The other day I strolled into my neighborhood bookstore. I had been reading a big history and wanted to take a break, so I was browsing for books that I've always wanted to read but just never got around to. I fell upon The Screwtape Letters by C.S. Lewis. That's been on the giant to-be-read list for a very long time.

As is often the case when I do this sort of thing, I feel a bit of a fool for not having read the book before. Perhaps if I had read Lewis's wisdom years ago I'd have not fallen into error, as I certainly have. On the other hand, when I look back at myself as a youth, I see a pretty sharp guy who lacked a good deal of the wisdom I now have. I'm not sure that I would have taken the lessons this book offers. I'm not sure I would have understood. As Edmund Wilson said, “No two persons ever read the same book.” I am not the same person I once was, and neither, I hope, are you. I've already added Screwtape to my to-be-read-again list to see what a grayer me gets out of it. I think it's a rather nice gift to my future self.

The book is in an epistolary form, made up of letters from Screwtape, a senior demon with an administrative post in Hell, to his nephew Wormwood, a young tempter on his first assignment trying to secure a soul for his master and from God, here described as the Enemy. The central literary conceit is that old notion that every person has a guardian angel and a demonic tempter at his side, whispering advice. I think this personification of our internal dialog can be a useful tool. It can throw light on what might otherwise be dimly realized thoughts. It can help us be more aware of the cognitive distortions that often lead to needless anguish. And it can help us to focus on our healthier notions, the “advice” of our “guardian angels.” One caveat though: if you find yourself coming to believe that the voices in your head are really other people, seek professional help.

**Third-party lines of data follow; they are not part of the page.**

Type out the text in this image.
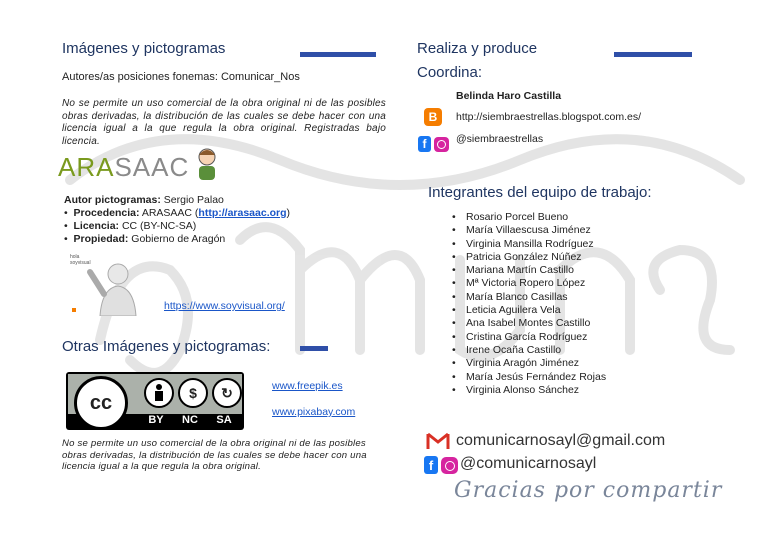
Imágenes y pictogramas
Autores/as posiciones fonemas: Comunicar_Nos
No se permite un uso comercial de la obra original ni de las posibles obras derivadas, la distribución de las cuales se debe hacer con una licencia igual a la que regula la obra original. Registradas bajo licencia.
ARASAAC
Autor pictogramas: Sergio Palao
•  Procedencia: ARASAAC (http://arasaac.org)
•  Licencia: CC (BY-NC-SA)
•  Propiedad: Gobierno de Aragón
hola
soyvisual
https://www.soyvisual.org/
Otras Imágenes y pictogramas:
cc	$	↻
BY	NC	SA
www.freepik.es
www.pixabay.com
No se permite un uso comercial de la obra original ni de las posibles obras derivadas, la distribución de las cuales se debe hacer con una licencia igual a la que regula la obra original.
Realiza y produce
Coordina:
Belinda Haro Castilla
B http://siembraestrellas.blogspot.com.es/
f	@siembraestrellas
Integrantes del equipo de trabajo:
• Rosario Porcel Bueno
• María Villaescusa Jiménez
• Virginia Mansilla Rodríguez
• Patricia González Núñez
• Mariana Martín Castillo
• Mª Victoria Ropero López
• María Blanco Casillas
• Leticia Aguilera Vela
• Ana Isabel Montes Castillo
• Cristina García Rodríguez
• Irene Ocaña Castillo
• Virginia Aragón Jiménez
• María Jesús Fernández Rojas
• Virginia Alonso Sánchez
comunicarnosayl@gmail.com
f @comunicarnosayl
Gracias por compartir
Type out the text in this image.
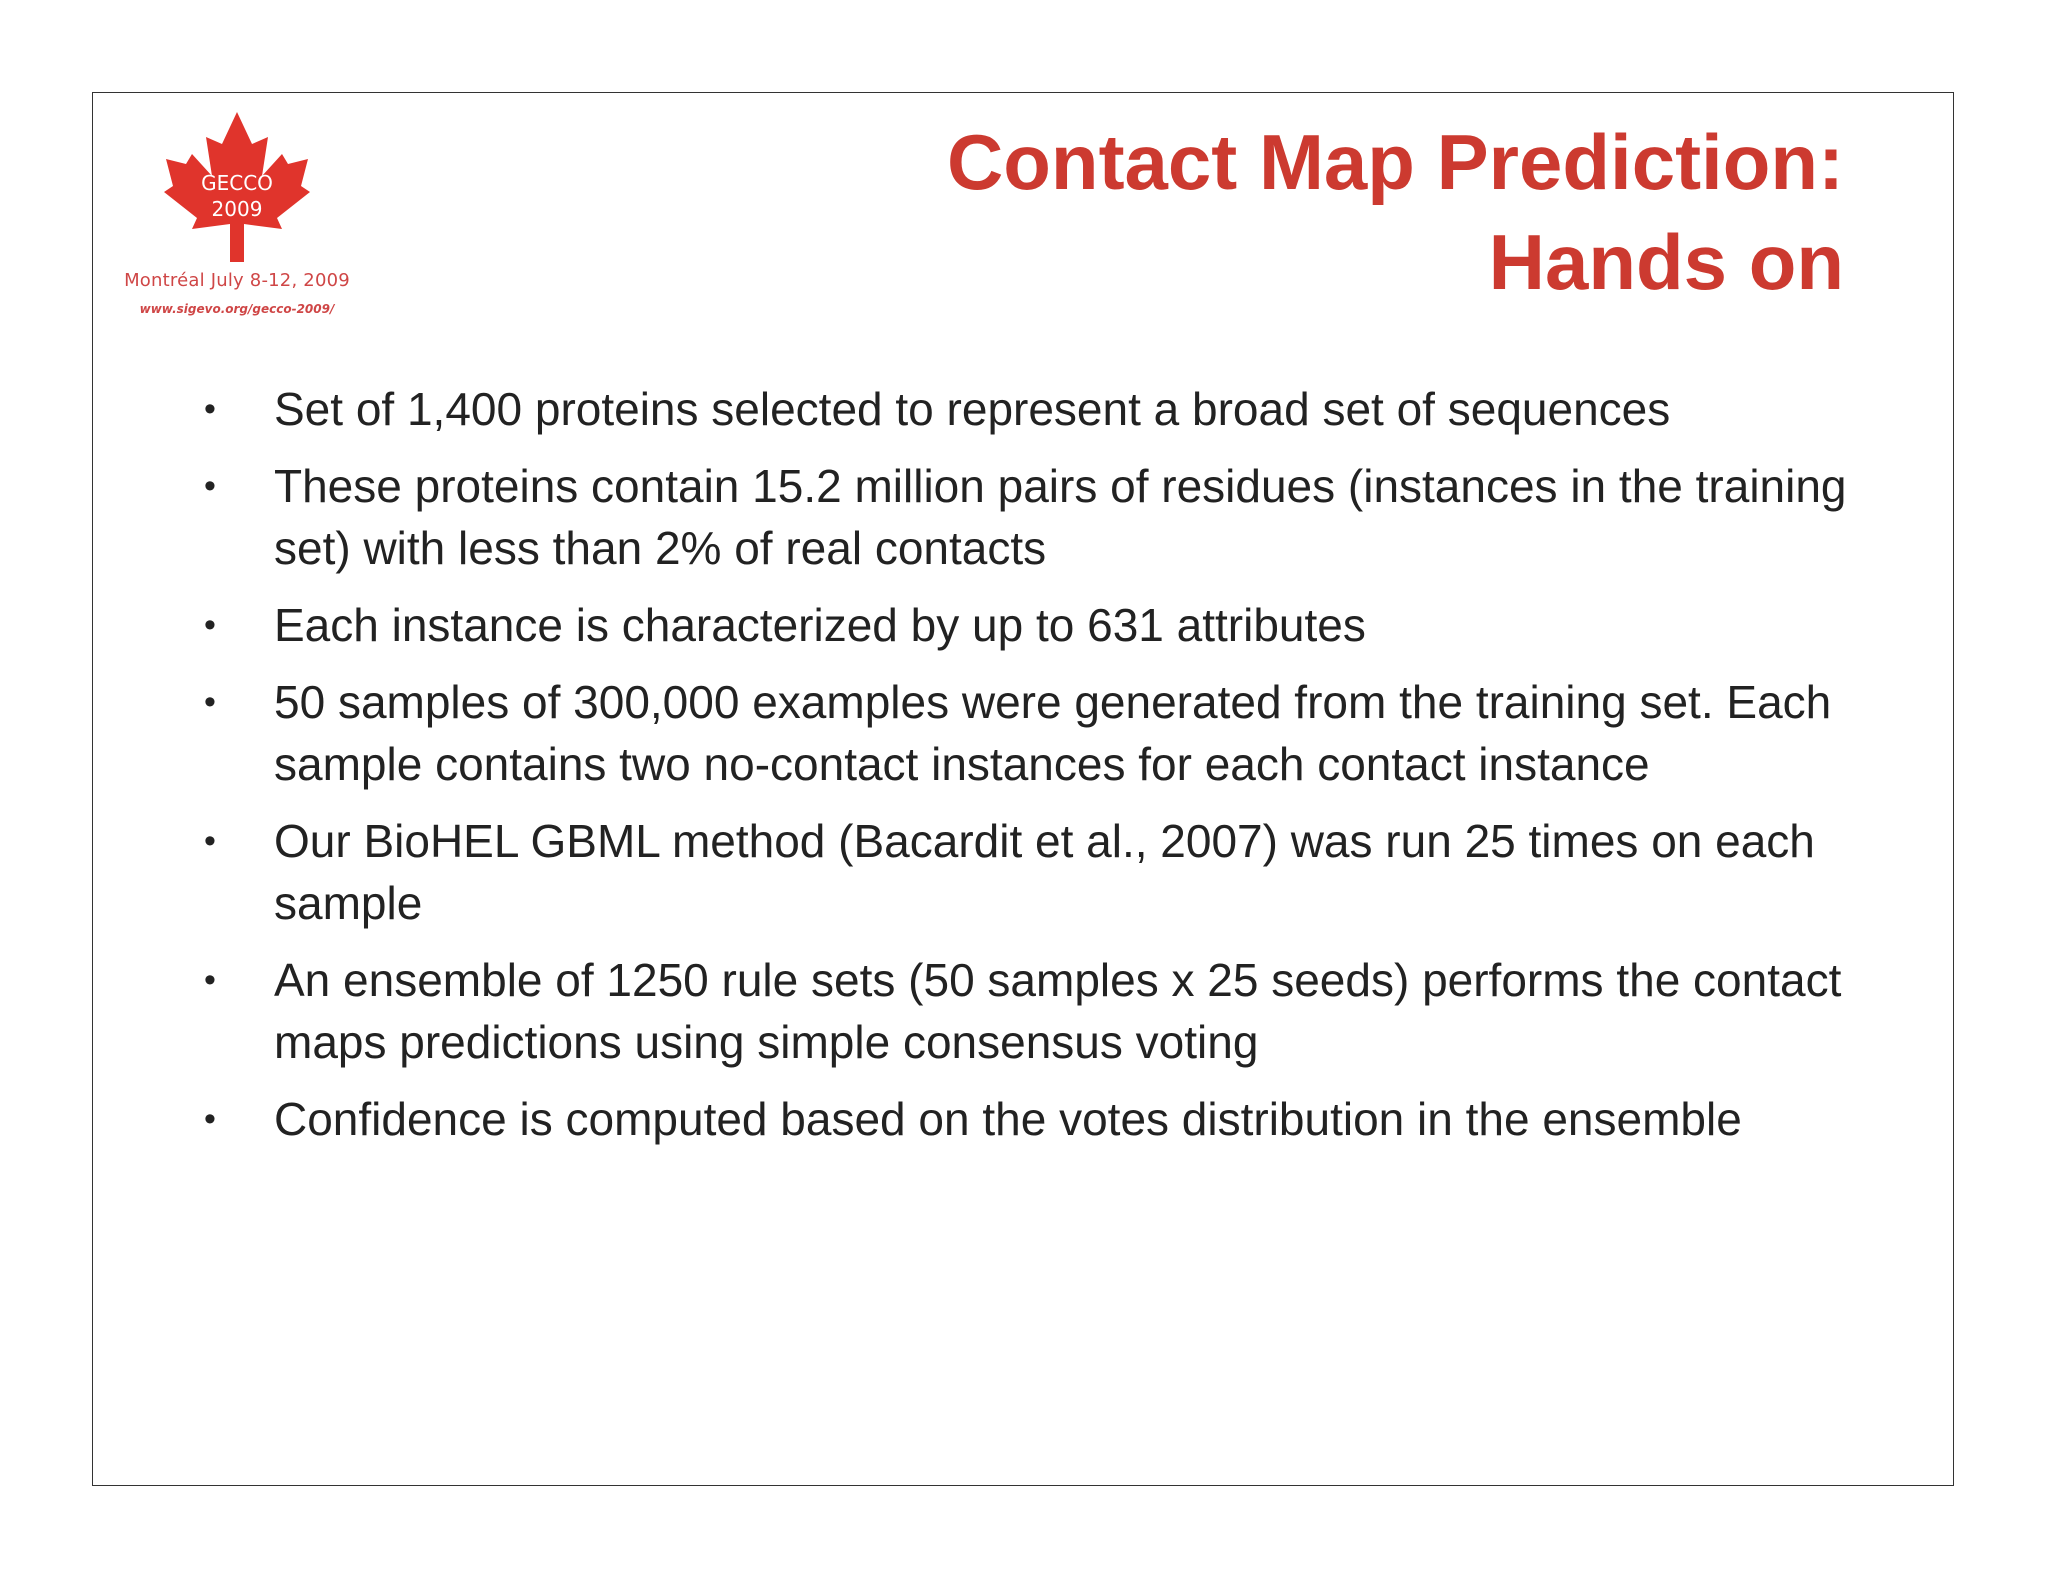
GECCO
2009
Montréal July 8-12, 2009
www.sigevo.org/gecco-2009/
Contact Map Prediction:
Hands on
• Set of 1,400 proteins selected to represent a broad set of sequences
• These proteins contain 15.2 million pairs of residues (instances in the training set) with less than 2% of real contacts
• Each instance is characterized by up to 631 attributes
• 50 samples of 300,000 examples were generated from the training set. Each sample contains two no-contact instances for each contact instance
• Our BioHEL GBML method (Bacardit et al., 2007) was run 25 times on each sample
• An ensemble of 1250 rule sets (50 samples x 25 seeds) performs the contact maps predictions using simple consensus voting
• Confidence is computed based on the votes distribution in the ensemble
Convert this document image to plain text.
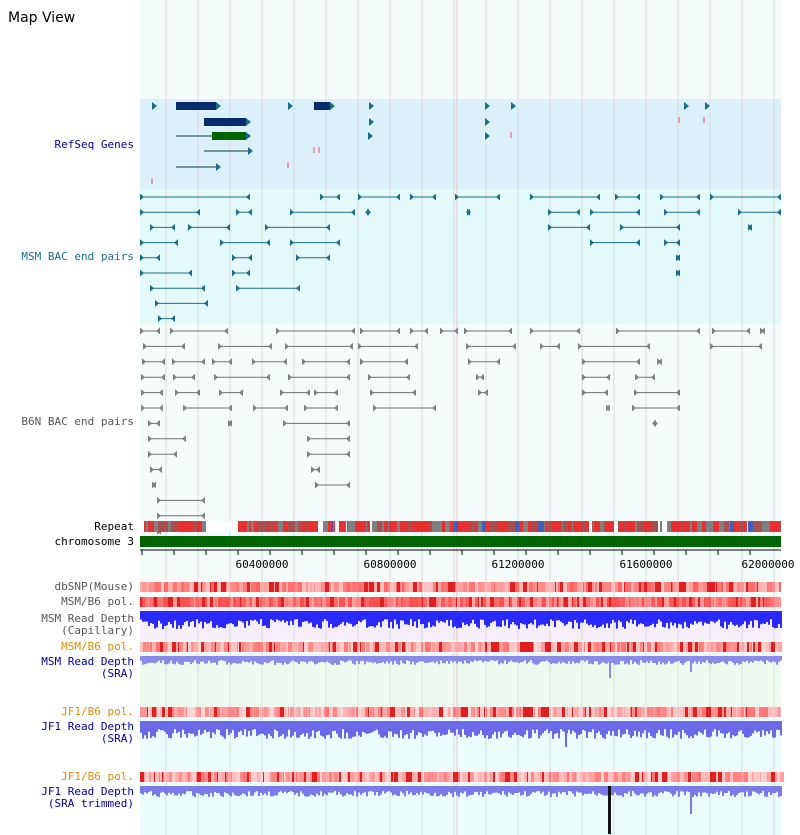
Map View
RefSeq Genes
MSM BAC end pairs
B6N BAC end pairs
Repeat
chromosome 3
dbSNP(Mouse)
MSM/B6 pol.
MSM Read Depth
(Capillary)
MSM/B6 pol.
MSM Read Depth
(SRA)
JF1/B6 pol.
JF1 Read Depth
(SRA)
JF1/B6 pol.
JF1 Read Depth
(SRA trimmed)
60400000	60800000	61200000	61600000	62000000
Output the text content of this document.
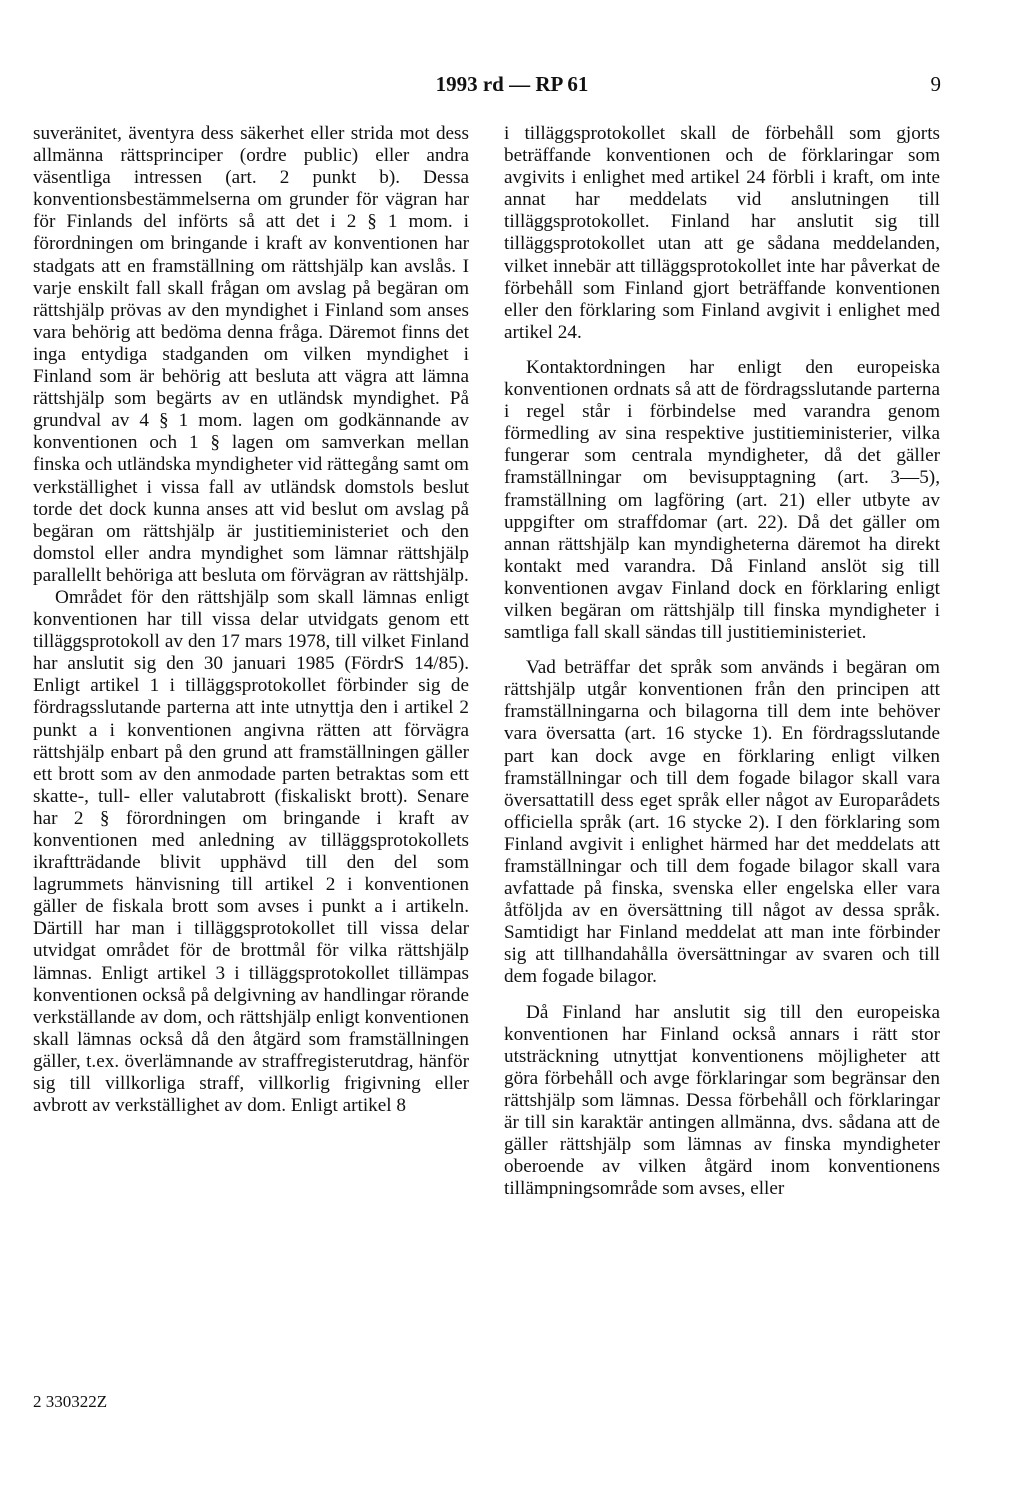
1993 rd — RP 61	9

suveränitet, äventyra dess säkerhet eller strida mot dess allmänna rättsprinciper (ordre public) eller andra väsentliga intressen (art. 2 punkt b). Dessa konventionsbestämmelserna om grunder för vägran har för Finlands del införts så att det i 2 § 1 mom. i förordningen om bringande i kraft av konventionen har stadgats att en framställning om rättshjälp kan avslås. I varje enskilt fall skall frågan om avslag på begäran om rättshjälp prövas av den myndighet i Finland som anses vara behörig att bedöma denna fråga. Däremot finns det inga entydiga stadganden om vilken myndighet i Finland som är behörig att besluta att vägra att lämna rättshjälp som begärts av en utländsk myndighet. På grundval av 4 § 1 mom. lagen om godkännande av konventionen och 1 § lagen om samverkan mellan finska och utländska myndigheter vid rättegång samt om verkställighet i vissa fall av utländsk domstols beslut torde det dock kunna anses att vid beslut om avslag på begäran om rättshjälp är justitieministeriet och den domstol eller andra myndighet som lämnar rättshjälp parallellt behöriga att besluta om förvägran av rättshjälp.

Området för den rättshjälp som skall lämnas enligt konventionen har till vissa delar utvidgats genom ett tilläggsprotokoll av den 17 mars 1978, till vilket Finland har anslutit sig den 30 januari 1985 (FördrS 14/85). Enligt artikel 1 i tilläggsprotokollet förbinder sig de fördragsslutande parterna att inte utnyttja den i artikel 2 punkt a i konventionen angivna rätten att förvägra rättshjälp enbart på den grund att framställningen gäller ett brott som av den anmodade parten betraktas som ett skatte-, tull- eller valutabrott (fiskaliskt brott). Senare har 2 § förordningen om bringande i kraft av konventionen med anledning av tilläggsprotokollets ikraftträdande blivit upphävd till den del som lagrummets hänvisning till artikel 2 i konventionen gäller de fiskala brott som avses i punkt a i artikeln. Därtill har man i tilläggsprotokollet till vissa delar utvidgat området för de brottmål för vilka rättshjälp lämnas. Enligt artikel 3 i tilläggsprotokollet tillämpas konventionen också på delgivning av handlingar rörande verkställande av dom, och rättshjälp enligt konventionen skall lämnas också då den åtgärd som framställningen gäller, t.ex. överlämnande av straffregisterutdrag, hänför sig till villkorliga straff, villkorlig frigivning eller avbrott av verkställighet av dom. Enligt artikel 8

i tilläggsprotokollet skall de förbehåll som gjorts beträffande konventionen och de förklaringar som avgivits i enlighet med artikel 24 förbli i kraft, om inte annat har meddelats vid anslutningen till tilläggsprotokollet. Finland har anslutit sig till tilläggsprotokollet utan att ge sådana meddelanden, vilket innebär att tilläggsprotokollet inte har påverkat de förbehåll som Finland gjort beträffande konventionen eller den förklaring som Finland avgivit i enlighet med artikel 24.

Kontaktordningen har enligt den europeiska konventionen ordnats så att de fördragsslutande parterna i regel står i förbindelse med varandra genom förmedling av sina respektive justitieministerier, vilka fungerar som centrala myndigheter, då det gäller framställningar om bevisupptagning (art. 3—5), framställning om lagföring (art. 21) eller utbyte av uppgifter om straffdomar (art. 22). Då det gäller om annan rättshjälp kan myndigheterna däremot ha direkt kontakt med varandra. Då Finland anslöt sig till konventionen avgav Finland dock en förklaring enligt vilken begäran om rättshjälp till finska myndigheter i samtliga fall skall sändas till justitieministeriet.

Vad beträffar det språk som används i begäran om rättshjälp utgår konventionen från den principen att framställningarna och bilagorna till dem inte behöver vara översatta (art. 16 stycke 1). En fördragsslutande part kan dock avge en förklaring enligt vilken framställningar och till dem fogade bilagor skall vara översattatill dess eget språk eller något av Europarådets officiella språk (art. 16 stycke 2). I den förklaring som Finland avgivit i enlighet härmed har det meddelats att framställningar och till dem fogade bilagor skall vara avfattade på finska, svenska eller engelska eller vara åtföljda av en översättning till något av dessa språk. Samtidigt har Finland meddelat att man inte förbinder sig att tillhandahålla översättningar av svaren och till dem fogade bilagor.

Då Finland har anslutit sig till den europeiska konventionen har Finland också annars i rätt stor utsträckning utnyttjat konventionens möjligheter att göra förbehåll och avge förklaringar som begränsar den rättshjälp som lämnas. Dessa förbehåll och förklaringar är till sin karaktär antingen allmänna, dvs. sådana att de gäller rättshjälp som lämnas av finska myndigheter oberoende av vilken åtgärd inom konventionens tillämpningsområde som avses, eller

2 330322Z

The cartoon image of the devil on the shoulder is usually seen as advising big, flashy sins of the seven deadly or ten commandments variety. That's not what Lewis was interested in here. In one letter Screwtape tells his nephew that he should create a feeling of dim uneasiness and a numbness in the heart of his “patient.” He will then no longer need to provide pleasures as temptations. Rather than focusing on work or sleep or prayer, the man will waste his time doing things he neither likes nor dislikes.
You can make him waste his time not only in conversation he enjoys with people whom he likes, but in conversations with those he cares nothing about on subjects that bore him. You can make him do nothing at all for long periods. You can keep him up late at night, not roistering, but staring at a dead fire in a cold room. All the healthy and outgoing activities which we want him to avoid can be inhibited and nothing given in return, so that at last he may say, as one of my own patients said on his arrival down here, "I now see that I spent most of my life in doing neither what I ought nor what I liked". The Christians describe the Enemy as one "without whom Nothing is strong". And Nothing is very strong: strong enough to steal away a man's best years not in sweet sins but in a dreary flickering of the mind over it knows not what and knows not why, in the gratification of curiosities so feeble that the man is only half aware of them, in drumming of fingers and kicking of heels, in whistling tunes that he does not like, or in the long, dim labyrinth of reveries that have not even lust or ambition to give them a relish, but which, once chance association has started them, the creature is too weak and fuddled to shake off.
It's the little sins that seem to get most of us. Self destructive habits, mindlessly wasting the little time that we have, not pursuing real happiness, not being about our work, not doing what we know to be healthy, that's what destroys us. It separates us from God, Lewis says. Our own little tempters don't need to counsel violence when despair will do. If we can't be separated from religion, we can at least be separated from God by focusing our minds on how superior we are as Christians. The Enemy would rather have us focusing on mere Christianity and selfless love of others. According to Screwtape:
The Enemy wants to bring the man to a state of mind in which he could design the best cathedral in the world, and know it to be the best, and rejoice in the fact, without being any more (or less) or otherwise glad at having done it than he would be if hit had been done by another. The Enemy wants him, in the end, to be so free from any bias in his own favour that he can rejoice in his own talents as frankly and gratefully as in his neighbour's talents—or in a sunrise, an elephant, or a waterfall. He wants each man, in the long run, to be able to recognize all creatures (even himself) as glorious and excellent things.
I don't want to leave you with the impression that the book is a collection of nothing but profound insights. It is a form of novel; it tells a story, cleverly and with some humor. Sometimes Lewis uses Screwtape to comment on matters regarding England and her Church, but most often he is writing about things that apply to the universal human condition. I'm already looking forward to reading it again.